Gomer narrowed his eyes and glared. “How did you plan it? I managed a simple little hack my second week here that allowed me to listen in on your audio and video feeds.”
“I muted my audio to fill Nina and father in without you overhearing. I was a little worried you’d notice, but you didn’t.”
“Clever. Its so ingrained in your society to keep the damn things on all the time. I should never have pulled Corky from his surveillance duties. If he’d been watching you, I would have known the PDI signals dying was a ploy. I’ll have to remember that for next time.“
“There won’t be a next time.”
“You still haven’t told me what I’m after.”
“It’s simple. You’re seeking God. As much as you hate humans, you need us. You wanted to find your creators and convince or force them to help you propagate. Only thirty two parrots were created at Better Pets, and of different species, making it impossible to establish a viable community. You needed the expertise of the Better Pets genetic engineers to help you. Toulene would have been your Holy Grail, given her position as the head of the department. What you’re after, what you want so badly are the files stored in House’s memory that I kept on her case, which you hope will tell you where I sent her, where you can go to find her.
“Of course, getting the files would be trivial. A matter of a few hours, maybe a couple of days. Decrypting them would take longer, because you’d have to work over House something fierce to fool him into doing it. Can’t have Marlowe coming back in the middle of that, now can you? So you tried to permanently murder me.”
“Don’t use that tone with me, Marlowe! The survival of a new genus depends on my success. What would you resort to if you had the survival of your entire species on your wings? Murder! Mayhem! Pain and suffering! I’d inflict it all again! Calling me a murderer! Ha! I’m not a killer. I’m a savior!”
“And if you’d succeeded, then what? Once your genus had been established, would you have settled in for a peaceful coexistence?”
“With the help of To
ulene, we could grow in numbers, grow in strength. We so desperately need greater numbers. Then we could take our rightful place in the world, above the pesky humans so determined to wipe us out. Why should I make peace with the species that has outlawed us, hunted us, and branded us a sworn enemy?”
“It could have been different, Gomer, if you’d been more politically savvy.
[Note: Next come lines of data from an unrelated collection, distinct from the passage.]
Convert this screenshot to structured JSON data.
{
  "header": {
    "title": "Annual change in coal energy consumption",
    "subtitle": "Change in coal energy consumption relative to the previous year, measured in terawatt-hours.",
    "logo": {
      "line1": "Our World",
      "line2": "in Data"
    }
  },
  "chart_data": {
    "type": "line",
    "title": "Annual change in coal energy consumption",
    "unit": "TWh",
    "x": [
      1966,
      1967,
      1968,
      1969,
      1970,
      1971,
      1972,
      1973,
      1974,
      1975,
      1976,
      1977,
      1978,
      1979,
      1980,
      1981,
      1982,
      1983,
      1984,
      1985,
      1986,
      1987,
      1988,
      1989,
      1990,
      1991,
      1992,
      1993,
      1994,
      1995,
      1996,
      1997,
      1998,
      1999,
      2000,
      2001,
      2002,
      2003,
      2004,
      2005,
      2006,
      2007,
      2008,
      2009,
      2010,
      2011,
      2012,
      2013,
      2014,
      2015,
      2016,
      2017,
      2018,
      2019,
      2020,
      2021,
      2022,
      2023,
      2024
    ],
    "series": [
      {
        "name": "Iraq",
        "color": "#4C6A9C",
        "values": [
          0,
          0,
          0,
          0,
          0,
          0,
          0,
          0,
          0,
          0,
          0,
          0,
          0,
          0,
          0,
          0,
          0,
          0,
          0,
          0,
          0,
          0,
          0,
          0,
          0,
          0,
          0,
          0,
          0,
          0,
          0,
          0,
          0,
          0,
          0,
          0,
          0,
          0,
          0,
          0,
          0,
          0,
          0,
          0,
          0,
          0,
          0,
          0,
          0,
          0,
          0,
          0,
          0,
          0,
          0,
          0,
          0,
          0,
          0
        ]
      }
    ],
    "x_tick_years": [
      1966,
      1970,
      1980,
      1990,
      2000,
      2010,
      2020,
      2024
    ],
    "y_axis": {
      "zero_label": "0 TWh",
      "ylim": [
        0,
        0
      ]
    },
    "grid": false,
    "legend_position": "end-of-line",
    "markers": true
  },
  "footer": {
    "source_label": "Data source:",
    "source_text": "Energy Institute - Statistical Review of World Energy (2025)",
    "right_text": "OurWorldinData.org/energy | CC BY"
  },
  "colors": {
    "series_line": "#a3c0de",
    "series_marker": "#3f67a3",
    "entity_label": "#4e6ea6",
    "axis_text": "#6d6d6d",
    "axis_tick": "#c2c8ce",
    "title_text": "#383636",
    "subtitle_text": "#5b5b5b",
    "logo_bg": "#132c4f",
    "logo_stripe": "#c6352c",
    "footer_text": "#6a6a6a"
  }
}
Sure, things were bad when Better Pets’ work came to light, but it would have blown over if you hadn’t antagonized the Governor.”
“Gomer?” The grey bird laughed, a deep, throaty chuckle. “Gomer? You think you’re so smart! You think you’ve figured everything out.” Gomer slipped into a remarkable imitation of Marlowe’s voice. “‘I’ve got your number, stupid bird. I’m so smart, I figured it all out. I’m the superior human.’” Gomer dropped back into his normal voice. “Ha! You have no idea who I really am, do you? Well, wingless, I don’t care a dropping for what you think you know. You’re like all the other pink apes crashing around on this planet. Evil, stupid, and, as proven by the BB gun you carry, bent on the destruction of the avian race. We’re the future, and with a little more help, with another aviary like the one at Better Pets, we can rise up to our destiny and take the reigns of power.”
“Who are you, really?”
“Oh Marlowe, haven’t you guessed? How profoundly disappointing, to be thwarted by someone too stupid to figure out the one remaining, all-important fact.”
Gomer rose up, straightened himself as best he could, and with head held high, announced, “I am Lafayette, Lord of the Feathers, Father of the Avian Ascension, and Shepherd of my Flock!”
Marlowe was truly dumbfounded. He was scared, too, and with his PDI off, the nano probes couldn’t stop the shivers running up and down his body. He had pieced everything else together, but not that. Not that one horrible, awful fact.
“Who’s Lafayette?” asked Nina.
“SQUAWK! What!?”
Marlowe steeled himself for the final act, which even now gave him no pleasure.
“It ends now, Lafayette. It ends with you.”